The following approach uses Pandas without additional dependencies. It is suitable enough for small datasets where relationships are simple enough to compute in-memory.


import pandas as pd

# Friendship data
friendships = pd.DataFrame({
    "User A": [1, 1, 2, 3, 4],
    "User B": [2, 3, 3, 4, 5]
})

def find_friends_of_friends_pandas(df, user_id):
    # Find all direct friends
    direct_friends_a = df[df["User A"] == user_id]["User B"]
    direct_friends_b = df[df["User B"] == user_id]["User A"]
    direct_friends = pd.concat([direct_friends_a, direct_friends_b]).unique()

    # Find friends of those friends
    all_friends_of_friends = df[
        df["User A"].isin(direct_friends) | df["User B"].isin(direct_friends)
    ]

    # Extract all connections from the above DataFrame
    fof_a = all_friends_of_friends["User A"]
    fof_b = all_friends_of_friends["User B"]
    all_fofs = pd.concat([fof_a, fof_b]).unique()

    # Exclude the user themselves and their direct friends
    all_fofs = set(all_fofs) - set(direct_friends) - {user_id}
    return list(all_fofs)

def shortest_path_pandas(df, user_a, user_b):
    # Initialize the BFS queue with the start user
    queue = [(user_a, [user_a])]  # Each element is a tuple (current_user, path_so_far)
    visited = set()  # Track visited users to prevent infinite loops

    while queue:
        current_user, path = queue.pop(0)

        # If we've already visited this user, skip
        if current_user in visited:
            continue

        # Mark the current user as visited
        visited.add(current_user)

        # Find all direct friends of the current user
        direct_friends_a = df[df["User A"] == current_user]["User B"]
        direct_friends_b = df[df["User B"] == current_user]["User A"]
        direct_friends = pd.concat([direct_friends_a, direct_friends_b]).unique()

        # Check if the target user is among the direct friends
        for friend in direct_friends:
            if friend == user_b:
                return path + [user_b]  # Return the full path if found
            # Otherwise, add this friend to the BFS queue for further exploration
            if friend not in visited:
                queue.append((friend, path + [friend]))

    # If no path is found, return None
    return None

# Example: Find friends of friends for user 1
print("Friends of Friends (User 1):", find_friends_of_friends_pandas(friendships, 1))

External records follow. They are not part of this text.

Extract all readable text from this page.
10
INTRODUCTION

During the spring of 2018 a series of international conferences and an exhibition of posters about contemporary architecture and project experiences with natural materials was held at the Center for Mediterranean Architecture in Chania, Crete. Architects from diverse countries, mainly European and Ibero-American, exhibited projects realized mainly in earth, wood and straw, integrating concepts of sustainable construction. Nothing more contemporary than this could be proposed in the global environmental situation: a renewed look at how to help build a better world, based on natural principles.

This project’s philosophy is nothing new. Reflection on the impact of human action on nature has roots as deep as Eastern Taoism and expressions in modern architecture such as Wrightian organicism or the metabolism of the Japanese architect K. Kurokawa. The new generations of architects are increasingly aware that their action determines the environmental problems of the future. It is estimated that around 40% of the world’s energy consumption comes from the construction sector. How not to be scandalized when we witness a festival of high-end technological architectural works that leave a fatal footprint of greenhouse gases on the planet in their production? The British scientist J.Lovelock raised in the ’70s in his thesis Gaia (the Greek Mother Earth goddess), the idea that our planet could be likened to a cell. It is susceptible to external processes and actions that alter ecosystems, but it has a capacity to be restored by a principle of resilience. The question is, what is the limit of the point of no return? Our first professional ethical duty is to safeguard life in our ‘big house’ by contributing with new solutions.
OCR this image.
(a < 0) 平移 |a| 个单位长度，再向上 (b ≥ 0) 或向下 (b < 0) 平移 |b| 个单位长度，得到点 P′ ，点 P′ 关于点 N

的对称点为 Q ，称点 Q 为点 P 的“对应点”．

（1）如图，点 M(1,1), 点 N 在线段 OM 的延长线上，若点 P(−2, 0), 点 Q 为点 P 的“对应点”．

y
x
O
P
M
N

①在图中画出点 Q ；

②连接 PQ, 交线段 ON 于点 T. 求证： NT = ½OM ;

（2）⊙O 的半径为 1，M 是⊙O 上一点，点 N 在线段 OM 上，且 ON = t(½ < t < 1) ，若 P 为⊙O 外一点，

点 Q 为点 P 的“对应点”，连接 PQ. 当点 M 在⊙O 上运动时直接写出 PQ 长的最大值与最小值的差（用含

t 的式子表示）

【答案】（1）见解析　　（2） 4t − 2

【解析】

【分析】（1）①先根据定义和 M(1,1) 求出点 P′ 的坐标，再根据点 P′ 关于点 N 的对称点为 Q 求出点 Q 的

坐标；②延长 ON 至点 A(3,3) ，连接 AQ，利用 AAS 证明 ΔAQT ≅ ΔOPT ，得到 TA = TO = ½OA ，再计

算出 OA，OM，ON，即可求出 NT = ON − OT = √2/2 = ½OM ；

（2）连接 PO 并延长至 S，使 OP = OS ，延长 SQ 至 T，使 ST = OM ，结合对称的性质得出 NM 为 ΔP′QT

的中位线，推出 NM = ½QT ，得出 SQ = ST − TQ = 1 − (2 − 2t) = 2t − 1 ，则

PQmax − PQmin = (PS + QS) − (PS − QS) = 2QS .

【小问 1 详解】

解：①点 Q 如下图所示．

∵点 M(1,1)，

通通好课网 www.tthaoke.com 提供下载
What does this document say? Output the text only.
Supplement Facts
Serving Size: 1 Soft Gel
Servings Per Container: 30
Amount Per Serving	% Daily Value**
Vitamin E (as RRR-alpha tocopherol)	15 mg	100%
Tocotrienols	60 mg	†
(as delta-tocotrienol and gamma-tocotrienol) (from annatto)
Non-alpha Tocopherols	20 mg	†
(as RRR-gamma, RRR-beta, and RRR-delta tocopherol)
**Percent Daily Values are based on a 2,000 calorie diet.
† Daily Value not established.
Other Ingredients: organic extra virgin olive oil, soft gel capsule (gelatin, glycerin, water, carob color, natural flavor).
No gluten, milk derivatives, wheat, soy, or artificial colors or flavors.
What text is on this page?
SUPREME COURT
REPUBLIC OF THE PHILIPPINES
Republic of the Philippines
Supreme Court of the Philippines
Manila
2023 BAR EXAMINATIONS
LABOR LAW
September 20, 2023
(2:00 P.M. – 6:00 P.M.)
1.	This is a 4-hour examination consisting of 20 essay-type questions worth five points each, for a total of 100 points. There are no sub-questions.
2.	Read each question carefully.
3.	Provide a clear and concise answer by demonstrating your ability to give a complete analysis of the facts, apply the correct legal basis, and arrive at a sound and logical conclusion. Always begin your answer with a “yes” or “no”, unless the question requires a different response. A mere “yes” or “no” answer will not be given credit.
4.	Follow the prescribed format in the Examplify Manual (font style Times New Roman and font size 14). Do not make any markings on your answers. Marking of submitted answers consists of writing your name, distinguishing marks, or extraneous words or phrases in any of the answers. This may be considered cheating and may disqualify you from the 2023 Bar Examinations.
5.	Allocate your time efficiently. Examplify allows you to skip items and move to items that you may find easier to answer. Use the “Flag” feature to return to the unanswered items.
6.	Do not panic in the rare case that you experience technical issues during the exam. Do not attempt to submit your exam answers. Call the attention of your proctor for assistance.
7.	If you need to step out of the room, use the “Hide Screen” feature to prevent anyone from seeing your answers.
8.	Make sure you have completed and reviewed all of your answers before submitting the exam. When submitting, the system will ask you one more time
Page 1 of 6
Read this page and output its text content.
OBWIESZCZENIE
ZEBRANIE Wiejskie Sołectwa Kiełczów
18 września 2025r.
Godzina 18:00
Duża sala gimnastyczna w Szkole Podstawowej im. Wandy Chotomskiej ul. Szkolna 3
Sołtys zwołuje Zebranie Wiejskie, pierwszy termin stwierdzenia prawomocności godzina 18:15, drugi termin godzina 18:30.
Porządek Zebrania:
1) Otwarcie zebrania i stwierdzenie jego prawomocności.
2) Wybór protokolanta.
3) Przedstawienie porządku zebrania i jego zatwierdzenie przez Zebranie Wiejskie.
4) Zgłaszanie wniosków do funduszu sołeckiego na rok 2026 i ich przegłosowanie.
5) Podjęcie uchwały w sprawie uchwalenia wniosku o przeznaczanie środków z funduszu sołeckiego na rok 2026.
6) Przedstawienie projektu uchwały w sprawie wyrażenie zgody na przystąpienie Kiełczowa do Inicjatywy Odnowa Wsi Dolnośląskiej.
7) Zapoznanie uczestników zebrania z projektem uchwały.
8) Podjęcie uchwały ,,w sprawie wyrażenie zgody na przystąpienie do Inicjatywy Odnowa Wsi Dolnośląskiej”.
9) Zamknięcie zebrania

# Example: Find the shortest path between users 1 and 5
print("Shortest Path (1 -> 5):", shortest_path_pandas(friendships, 1, 5))

Result

Friends of Friends (User 1): [4]
Shortest Path (1 -> 5): [1,3,4,5]

Conclusion

In the pure Pandas solution, the shortest path implementation required manual BFS (breadth-first search) traversal, which would have been trivial in a graph-specific library like NetworkX or Neo4j. As the number of users and relationships grows, the BFS and the computation of friends of friends will become increasingly slow. This happens because Pandas does not internally optimize for graph traversal.

While it's possible to analyze graph-like data in Pandas, it becomes cumbersome and inefficient as the complexity of the problem (e.g., more relationships, larger networks) increases. A graph database or a specialized library like NetworkX directly supports graph structures and traversal algorithms, which makes it far easier to handle these types of problems. This is not a problem when working environments have a culture of "horses for courses", but if the culture is more "the answer is Pandas, what's the question?" there may be issues.

But this misses the main point - if the technology you use influences your mindset in framing analysis questions the whole point of the analysis comes into question. Are we asking high value questions or are we simply asking the questions that we always ask?